Pular para o conteúdo principal

A participação da audiência e a crise do jornalismo

Por Fábio Henrique Pereira - Observatório de Imprensa

Em abril de 2006, a revista The Economist apresentou uma radiografia das novas mídias e do que ela chamou de “era da participação”. De acordo com a reportagem, as tecnologias digitais teriam embaraçado as fronteiras entre audiências e criadores, permitindo a multiplicação da produção de conteúdo em diferentes escalas.

O discurso sobre a emancipação do público reaparece em diversas ocasiões. Por exemplo, em dezembro de 2010, a Associação Nacional dos Jornais (ANJ) publicou, na capa do seu jornal bimensal, a manchete “É preciso conhecer melhor o leitor”. A reportagem descrevia experiências feitas por jornais no Brasil e em outros países com o objetivo de atrair leitores mais jovens para o consumo de jornais.

Meses depois, em junho de 2011, o ex-ministro da Secretaria de Comunicação Social, Franklin Martins, em uma palestra realizada na Universidade de Brasília e publicada neste Observatório, classificou a blogosfera como o “grilo falante da imprensa brasileira” em referência à capacidade da sociedade de intervir no conteúdo dos veículos tradicionais em situações em que cobertura é equivocada ou incompleta.

Os exemplos ilustram um debate que percorre os meios acadêmico, profissional e empresarial em torno das mudanças na relação entre jornalistas e públicos. Tal cenário se fundamenta na ideia de uma cultura digital, baseada no agenciamento ativo de informações por usuários detentores de intencionalidade e subjetividade. Esse novo modo de produzir conteúdo, típico da internet, estaria agora sendo apropriado pelas mídias tradicionais, preocupadas com a perda da audiência, sobretudo entre os mais jovens.
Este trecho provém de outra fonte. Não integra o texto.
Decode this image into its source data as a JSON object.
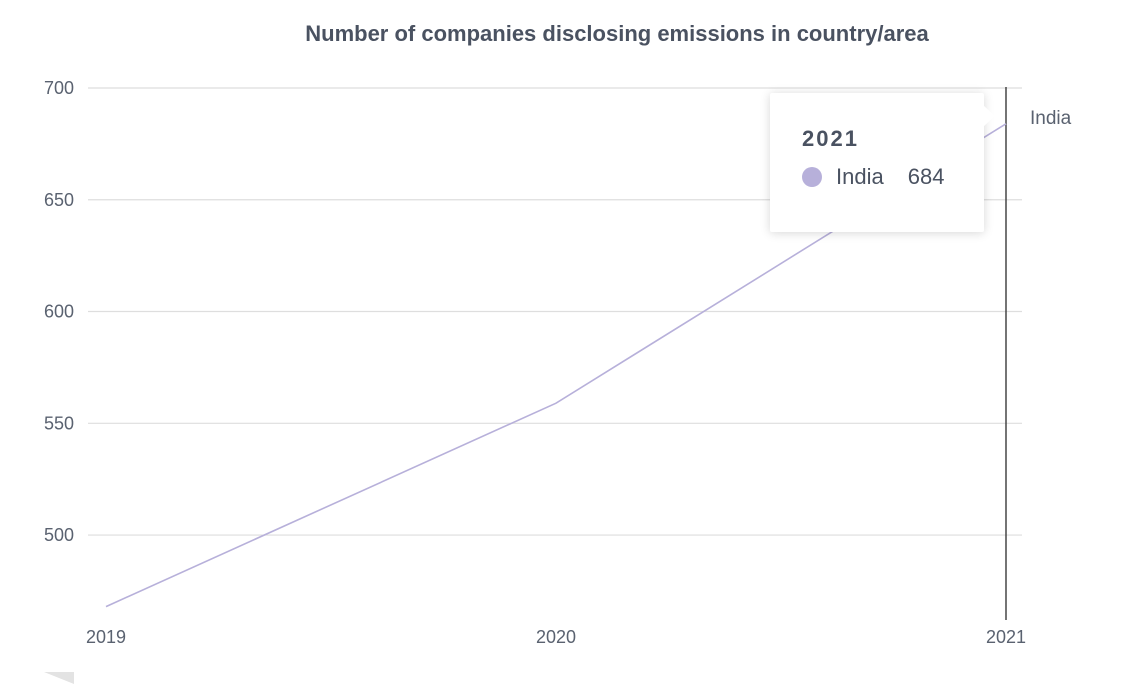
{
  "chart_data": {
    "type": "line",
    "title": "Number of companies disclosing emissions in country/area",
    "xlabel": "",
    "ylabel": "",
    "x": [
      "2019",
      "2020",
      "2021"
    ],
    "ylim": [
      462,
      700
    ],
    "yticks": [
      500,
      550,
      600,
      650,
      700
    ],
    "grid": true,
    "series": [
      {
        "name": "India",
        "values": [
          468,
          559,
          684
        ],
        "color": "#b7b0da"
      }
    ],
    "tooltip": {
      "title": "2021",
      "series_name": "India",
      "value": "684"
    }
  }
}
Parte dessa mudança é resultado da popularização de dispositivos tecnológicos capazes de produzir conteúdo de forma simples e com baixo custo. A utilização de celulares, câmeras fotográficas digitais e laptops, associada ao acesso a internet criaria um cenário favorável a variadas formas de participação do público. As novas plataformas digitais teriam permitido intensificar a interatividade como parte do processo de produção jornalística por meio do envio e publicação de vídeos, fotos e áudio.

As empresas correm atrás

Com medo de perder audiência, as empresas de comunicação criam iniciativas para aproveitar, mesmo que de forma controlada, a produção de conteúdo fora das redações. A percepção é de que o público (jovem) dedica cada vez mais do seu tempo à produção e o consumo de conteúdo on-line. Por isso, a sobrevivência das empresas tradicionais de comunicação estaria diretamente ligada à capacidade de promover espaços de participação da audiência no jornalismo.
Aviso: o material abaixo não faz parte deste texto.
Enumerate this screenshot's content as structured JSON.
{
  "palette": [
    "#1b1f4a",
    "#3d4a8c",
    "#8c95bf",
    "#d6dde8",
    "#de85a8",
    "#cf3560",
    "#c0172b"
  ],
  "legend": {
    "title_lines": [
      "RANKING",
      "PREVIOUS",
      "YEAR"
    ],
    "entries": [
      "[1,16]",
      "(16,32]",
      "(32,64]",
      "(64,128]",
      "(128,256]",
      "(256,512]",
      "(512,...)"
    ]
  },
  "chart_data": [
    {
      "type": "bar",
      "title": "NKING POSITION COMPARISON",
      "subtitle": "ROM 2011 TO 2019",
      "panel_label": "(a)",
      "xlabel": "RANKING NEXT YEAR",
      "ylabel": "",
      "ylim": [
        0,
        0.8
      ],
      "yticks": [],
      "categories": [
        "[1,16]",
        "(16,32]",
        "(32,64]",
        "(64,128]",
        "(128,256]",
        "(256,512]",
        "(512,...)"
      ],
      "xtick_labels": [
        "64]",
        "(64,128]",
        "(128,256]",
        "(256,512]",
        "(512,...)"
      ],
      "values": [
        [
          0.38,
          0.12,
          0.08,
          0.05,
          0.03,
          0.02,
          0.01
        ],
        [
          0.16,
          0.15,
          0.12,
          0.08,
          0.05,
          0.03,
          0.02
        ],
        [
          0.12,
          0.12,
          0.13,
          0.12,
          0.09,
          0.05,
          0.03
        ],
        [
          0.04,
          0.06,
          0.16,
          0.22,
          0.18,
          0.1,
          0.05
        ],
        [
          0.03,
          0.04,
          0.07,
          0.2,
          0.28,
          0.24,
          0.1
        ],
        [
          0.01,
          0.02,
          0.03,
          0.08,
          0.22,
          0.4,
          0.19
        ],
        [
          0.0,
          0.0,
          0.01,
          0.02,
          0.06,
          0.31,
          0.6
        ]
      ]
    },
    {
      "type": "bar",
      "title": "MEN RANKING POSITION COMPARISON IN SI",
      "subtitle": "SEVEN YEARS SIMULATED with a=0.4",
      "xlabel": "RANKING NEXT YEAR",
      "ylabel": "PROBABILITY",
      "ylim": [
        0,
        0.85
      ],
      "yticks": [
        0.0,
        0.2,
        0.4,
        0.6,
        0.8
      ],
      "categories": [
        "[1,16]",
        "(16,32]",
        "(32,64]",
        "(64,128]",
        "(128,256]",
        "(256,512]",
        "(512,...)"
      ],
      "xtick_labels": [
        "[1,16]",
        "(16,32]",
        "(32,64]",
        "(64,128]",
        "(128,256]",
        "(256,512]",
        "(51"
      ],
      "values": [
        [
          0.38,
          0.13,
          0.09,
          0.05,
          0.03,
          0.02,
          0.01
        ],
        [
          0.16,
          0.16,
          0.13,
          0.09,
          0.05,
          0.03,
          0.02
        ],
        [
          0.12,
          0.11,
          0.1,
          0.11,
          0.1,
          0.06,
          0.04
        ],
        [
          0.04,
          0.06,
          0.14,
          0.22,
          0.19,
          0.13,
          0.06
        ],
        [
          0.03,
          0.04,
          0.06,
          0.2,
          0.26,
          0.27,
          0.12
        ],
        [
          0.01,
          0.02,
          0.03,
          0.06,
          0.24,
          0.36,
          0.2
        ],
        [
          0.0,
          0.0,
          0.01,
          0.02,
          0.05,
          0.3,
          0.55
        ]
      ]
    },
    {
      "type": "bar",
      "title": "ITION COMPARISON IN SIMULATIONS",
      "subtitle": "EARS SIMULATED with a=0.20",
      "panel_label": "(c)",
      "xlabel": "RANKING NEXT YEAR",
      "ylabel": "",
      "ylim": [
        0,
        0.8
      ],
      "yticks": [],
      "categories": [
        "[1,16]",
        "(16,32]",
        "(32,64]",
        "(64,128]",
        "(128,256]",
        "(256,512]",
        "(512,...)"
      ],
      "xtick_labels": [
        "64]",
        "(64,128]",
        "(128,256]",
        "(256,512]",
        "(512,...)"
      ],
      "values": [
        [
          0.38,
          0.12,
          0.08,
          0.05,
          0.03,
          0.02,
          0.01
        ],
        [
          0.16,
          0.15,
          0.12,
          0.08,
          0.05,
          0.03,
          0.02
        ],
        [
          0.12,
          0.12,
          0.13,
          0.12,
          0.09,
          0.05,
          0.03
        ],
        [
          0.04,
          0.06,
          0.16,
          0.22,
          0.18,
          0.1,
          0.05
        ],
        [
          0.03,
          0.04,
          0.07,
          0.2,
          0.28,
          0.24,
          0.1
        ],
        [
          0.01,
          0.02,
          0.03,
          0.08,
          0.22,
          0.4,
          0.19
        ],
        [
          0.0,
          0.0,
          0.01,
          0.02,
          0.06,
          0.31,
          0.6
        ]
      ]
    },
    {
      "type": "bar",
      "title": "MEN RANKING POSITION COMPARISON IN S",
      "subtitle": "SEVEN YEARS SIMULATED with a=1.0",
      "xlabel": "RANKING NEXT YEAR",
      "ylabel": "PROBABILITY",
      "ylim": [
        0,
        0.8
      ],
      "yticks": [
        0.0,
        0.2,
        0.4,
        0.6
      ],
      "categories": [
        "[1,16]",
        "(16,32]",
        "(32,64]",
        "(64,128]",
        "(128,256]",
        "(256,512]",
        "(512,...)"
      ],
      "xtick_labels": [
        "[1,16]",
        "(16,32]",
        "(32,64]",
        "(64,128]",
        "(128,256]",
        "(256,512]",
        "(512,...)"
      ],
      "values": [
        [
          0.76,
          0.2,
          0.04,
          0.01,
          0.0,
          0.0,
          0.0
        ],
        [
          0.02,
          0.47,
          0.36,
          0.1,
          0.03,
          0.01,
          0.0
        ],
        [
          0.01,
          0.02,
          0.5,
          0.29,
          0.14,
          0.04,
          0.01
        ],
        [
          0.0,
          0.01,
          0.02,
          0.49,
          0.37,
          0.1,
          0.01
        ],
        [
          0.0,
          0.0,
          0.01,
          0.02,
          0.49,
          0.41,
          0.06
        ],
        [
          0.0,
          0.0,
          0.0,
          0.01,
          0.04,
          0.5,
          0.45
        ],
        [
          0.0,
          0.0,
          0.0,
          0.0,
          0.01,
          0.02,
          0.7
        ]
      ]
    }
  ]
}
Essa mudança aparece na incorporação de ferramentas de interação em plataformas web (espaços de comentários, fóruns e bate-papos etc.) e na utilização – em diferentes níveis – de redes sociais para se comunicar com o público. Também afeta a produção do conteúdo jornalístico. Por exemplo: até há cerca de dez anos atrás, a utilização de imagens de cinegrafistas amadores era algo raro em emissoras de TV e se justificava apenas em circunstâncias excepcionais. Hoje, em um momento em que vídeo publicados no YouTube são vistos por milhares de pessoas, proliferam-se na televisão aberta quadros feitos exclusivamente a partir da produção amadora.
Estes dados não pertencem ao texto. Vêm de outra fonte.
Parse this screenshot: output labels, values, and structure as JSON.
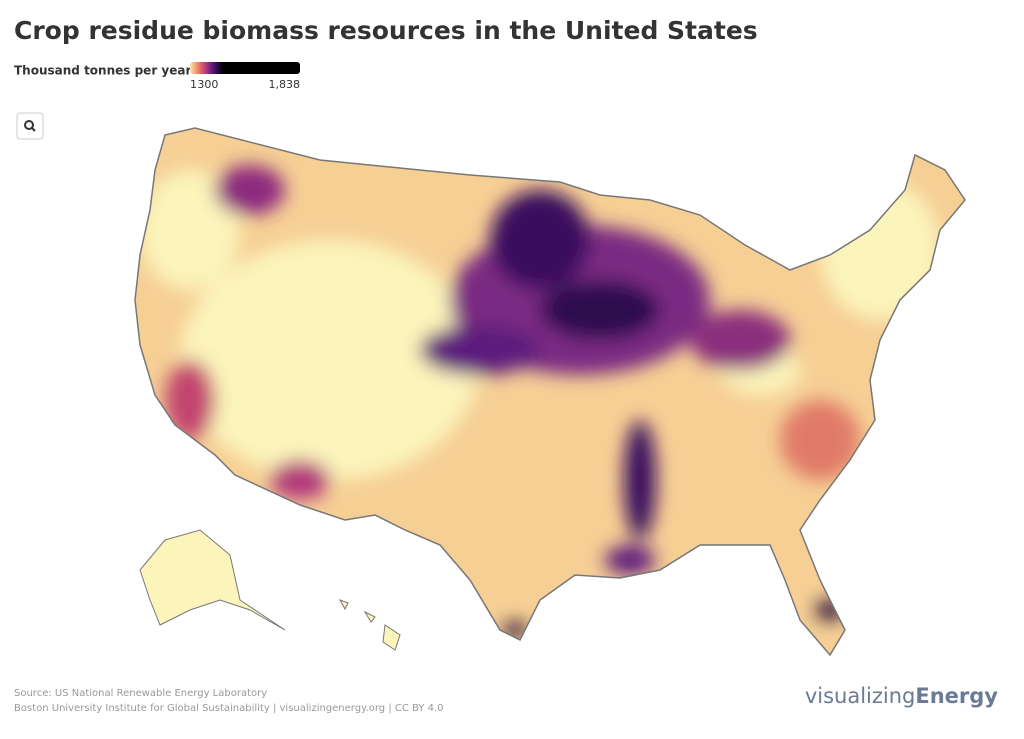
{
  "title": "Crop residue biomass resources in the United States",
  "legend": {
    "title": "Thousand tonnes per year",
    "xlim": [
      1,
      1838
    ],
    "ticks": [
      1,
      300,
      {
        "value": 1838,
        "label": "1,838"
      }
    ],
    "colors": [
      "#fbe3ac",
      "#f3a071",
      "#d9566b",
      "#9c2f7f",
      "#4b1478",
      "#000000"
    ]
  },
  "source": [
    "Source: US National Renewable Energy Laboratory",
    "Boston University Institute for Global Sustainability | visualizingenergy.org | CC BY 4.0"
  ],
  "brand": {
    "light": "visualizing",
    "bold": "Energy"
  }
}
Em uma pesquisa sobre o DF-TV, telejornal veiculado pela Rede Globo em Brasília, a aluna de Publicidade de Universidade de Brasília Angélica Fonsêca analisou as modalidades de participação do público na produção dos quadros “Você no DF-TV” e “Redação Móvel”. O primeiro surgiu com o intuito de receber denúncias do cidadão em formato de texto, vídeo e imagens e divulgá-las no noticiário. O segundo, como uma forma de aproximar a emissora da sua audiência, mostrando os problemas enfrentados pelos moradores das cidades satélites do Distrito Federal. Segundo Fonsêca, a criação desses quadros impactou diretamente no trabalho dos jornalistas. Eles tiveram de redefinir suas rotinas para lidar com o material produzido pelo telespectador, que “não tem o compromisso ético que os profissionais devem ter com a notícia e, consequentemente, a redação terá que apurar e verificar a veracidade da informação”.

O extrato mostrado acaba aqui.